Nem se poderia chamar de cidade. Era mais uma aldeia. Pequena, uns dez mil habitantes. Todos muito pobres. Como em todas as pequenas cidades do sertão nordestino. Nelas não há ação de governo nem de entidades humanitárias. Só tem Igreja. De lá que vem a resistência desse povo.
Telhado de palha, paredes de adobe, ambos estragados, banheiro no mato. Lenha sobre velhos tijolos seria o fogão. Dois jumentos e meia dúzia de cabras no pátio, algumas galinhas, uma cacimba com pouca água e uma lata para retirá-la. Ali sobrevivem há 50 anos Sabino e sua mulher Esmeralda. Dois filhos morreram cedo. Por falta de comida, pouco leite das cabras e, claro, médicos e remédios.

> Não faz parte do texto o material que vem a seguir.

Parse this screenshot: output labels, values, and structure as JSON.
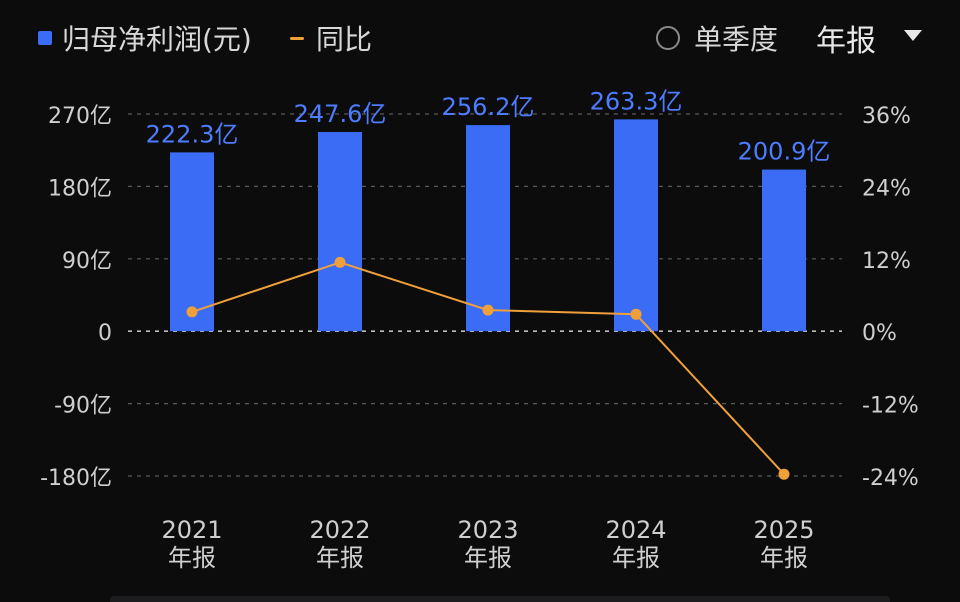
{
  "header": {
    "legend_bar": "归母净利润(元)",
    "legend_line": "同比",
    "toggle_label": "单季度",
    "select_value": "年报"
  },
  "colors": {
    "bar": "#3b6cf6",
    "line": "#f0a03a",
    "label": "#4d7cff",
    "axis_text": "#cfcfcf",
    "grid": "#5a5a5a"
  },
  "chart_data": {
    "type": "bar",
    "categories": [
      "2021\n年报",
      "2022\n年报",
      "2023\n年报",
      "2024\n年报",
      "2025\n年报"
    ],
    "x_year": [
      "2021",
      "2022",
      "2023",
      "2024",
      "2025"
    ],
    "x_period": [
      "年报",
      "年报",
      "年报",
      "年报",
      "年报"
    ],
    "series": [
      {
        "name": "归母净利润(元)",
        "type": "bar",
        "axis": "left",
        "values": [
          222.3,
          247.6,
          256.2,
          263.3,
          200.9
        ],
        "labels": [
          "222.3亿",
          "247.6亿",
          "256.2亿",
          "263.3亿",
          "200.9亿"
        ]
      },
      {
        "name": "同比",
        "type": "line",
        "axis": "right",
        "values": [
          3.2,
          11.4,
          3.5,
          2.8,
          -23.7
        ]
      }
    ],
    "left_axis": {
      "ticks": [
        270,
        180,
        90,
        0,
        -90,
        -180
      ],
      "tick_labels": [
        "270亿",
        "180亿",
        "90亿",
        "0",
        "-90亿",
        "-180亿"
      ],
      "range": [
        -180,
        270
      ]
    },
    "right_axis": {
      "ticks": [
        36,
        24,
        12,
        0,
        -12,
        -24
      ],
      "tick_labels": [
        "36%",
        "24%",
        "12%",
        "0%",
        "-12%",
        "-24%"
      ],
      "range": [
        -24,
        36
      ]
    },
    "grid": true
  }
}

Os vizinhos sofrem as mesmas carências, a eterna miséria da seca. Pés de feijão, mandioca e milho garantem o mínimo de proteínas. Fora as trocas com os vizinhos. Esmeralda há dias não come, e se queixa de dores na cabeça, no ombro, dificuldade de respirar. Não sente mais o cheiro de nada, nem do cangote suado de Sabino, que sempre reclamou. Sabino se preocupou. Ouvira na velha TV sobre uma doença estranha, chamada ”corocaviras”´, que estava matando todo mundo.

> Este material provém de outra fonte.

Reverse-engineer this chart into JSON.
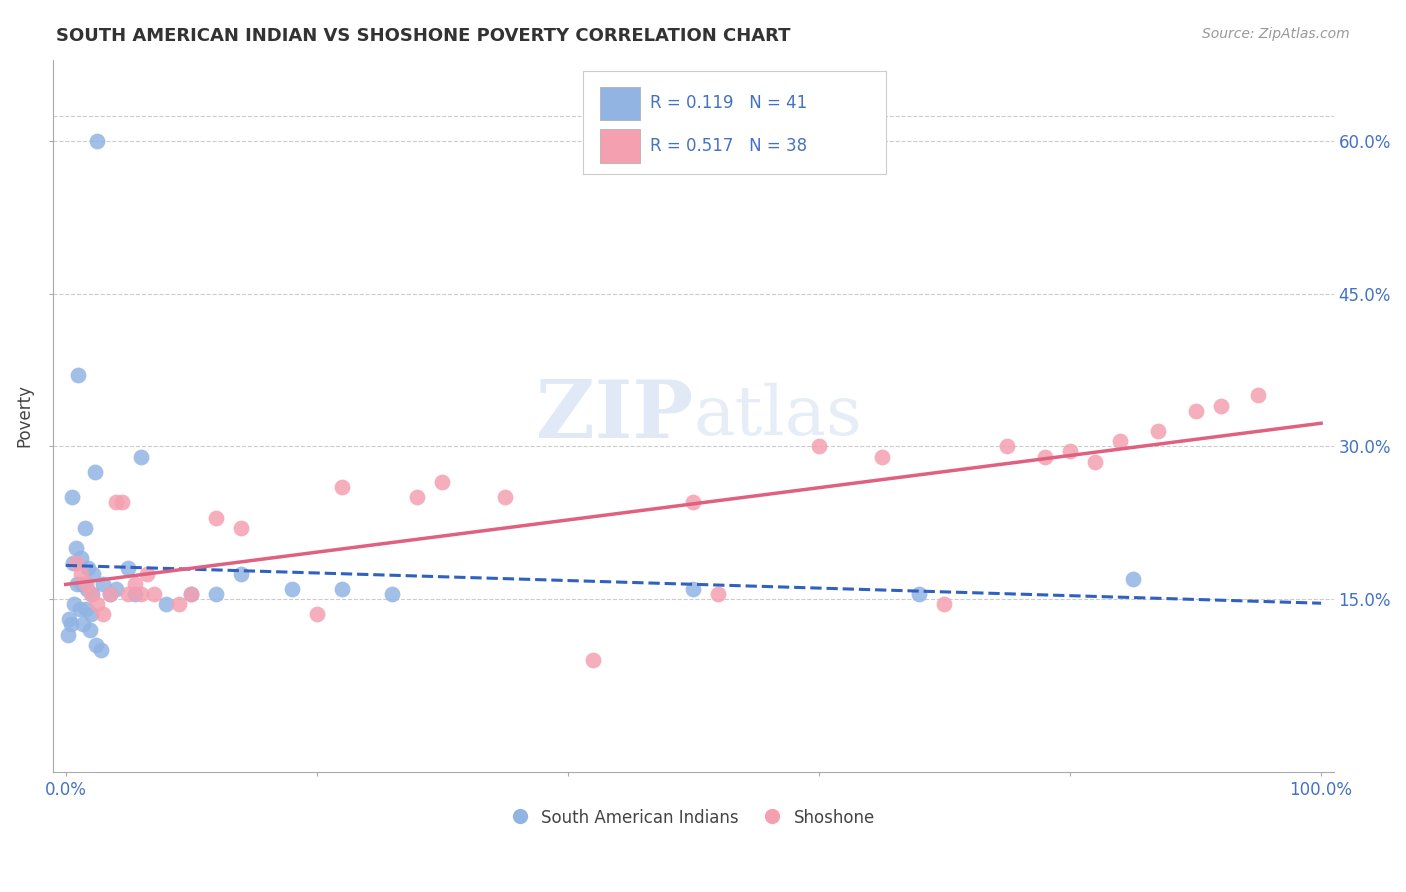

Sabino decidiu levar logo a mulher para a capital. Lá sua querida esposa seria bem tratada. Foi na Prefeitura pedir ajuda, uma ambulância, mas a resposta foi negativa. Ter tem, mas tá quebrada, explicaram. O compadre Elias se dispôs a levá-los em sua velha Rural Willis, e ainda trazer de volta. Ela foi estirada no banco de trás, já muito abatida. Sabino quis trocar a camisa suada mas ela retrucou: “Precisa não, não sinto mais seu cheiro.”
O compadre Elias era um amigão: ainda ajudou Sabino a carregar Esmeralda para dentro do hospital porque não tinha maca para transportá-la. A moça da portaria veio pedir desculpa e disse que não tinha quartos livres, talvez só depois de amanhã. “Se ajeitem num sofá, é o jeito”, disse. Sabino sentou primeiro, a mulher colocou a cabeça em seu colo e as pernas dela ficaram para fora. Era um pequenino sofá. Elias preferiu dormir na Rural.
Dia seguinte arranjaram um quarto. Esmeralda estava mais abatida e tossia muito. Teria de ser entubada. Sabino se revoltou – entubar? – queria bater no médico, mas depois lhe explicaram de que se tratava. Acatou a ordem. Solicitaram então o respirador. Sabino se alterou novamente. Máquina pra respirar, como? Quando o médico começava a explicar a enfermeira interveio: Doutor, não há respirador disponível. Aí o médico foi embora zangado: “Assim não dá.” Faltava ainda o uniforme especial da enfermeira.
A pobre Esmeralda já não passava nada bem. Sabino, ao lado da cama, chorava baixinho. “Eu queria pegar essa doença sei-lá-o-quê para ir para o céu com você” , murmurou o marido. Deu para ela escutar, mas os olhos já se estavam fechando. Minutos depois faleceu. Jura Sabino que a mulher lhe deu um sorriso de despedida, e ele percebeu. “Tá vendo? – virou-se Sabino para Elias. “Não tem maca, não tem remédio, nem respirador e mais um monte de coisas, mas ficou o amor e o sorriso da minha mulher,” falou alto Sabino.
O médico, exausto de um plantão de 24 horas, com outras mortes, voltou e deu um abraço em Sabino. Depois, abraçado com Elias, os dois amigos praticamente sem dormir, foram tratar do enterro de Esmeralda. Procuraram o serviço funerário do hospital porque não tinham dinheiro para o sepultamento. No atendimento lhes informaram: Não há vagas para enterros hoje nem amanhã.
Conformados com a ausência de quase tudo, Sabino e Elias combinaram voltar para casa e enterrar Esmeralda embaixo de uma jaqueira a 50 metros da casa, que fora plantada por ela própria, há trinta anos. O hospital fez o embalsamamento, o caixão foi colocado na traseira da camionete. Os dois partiram de volta para a cidadezinha do sertão, onde não tinha nada. Assim como na capital, onde não havia quase nada no hospital que iria salvar Esmeralda. A lua quase cheia e Sabino, mesmo sofrido, estava calmo: o último ato de Esmeralda, ao partir, foi dar um sorriso para ele, fixando-o com os olhos.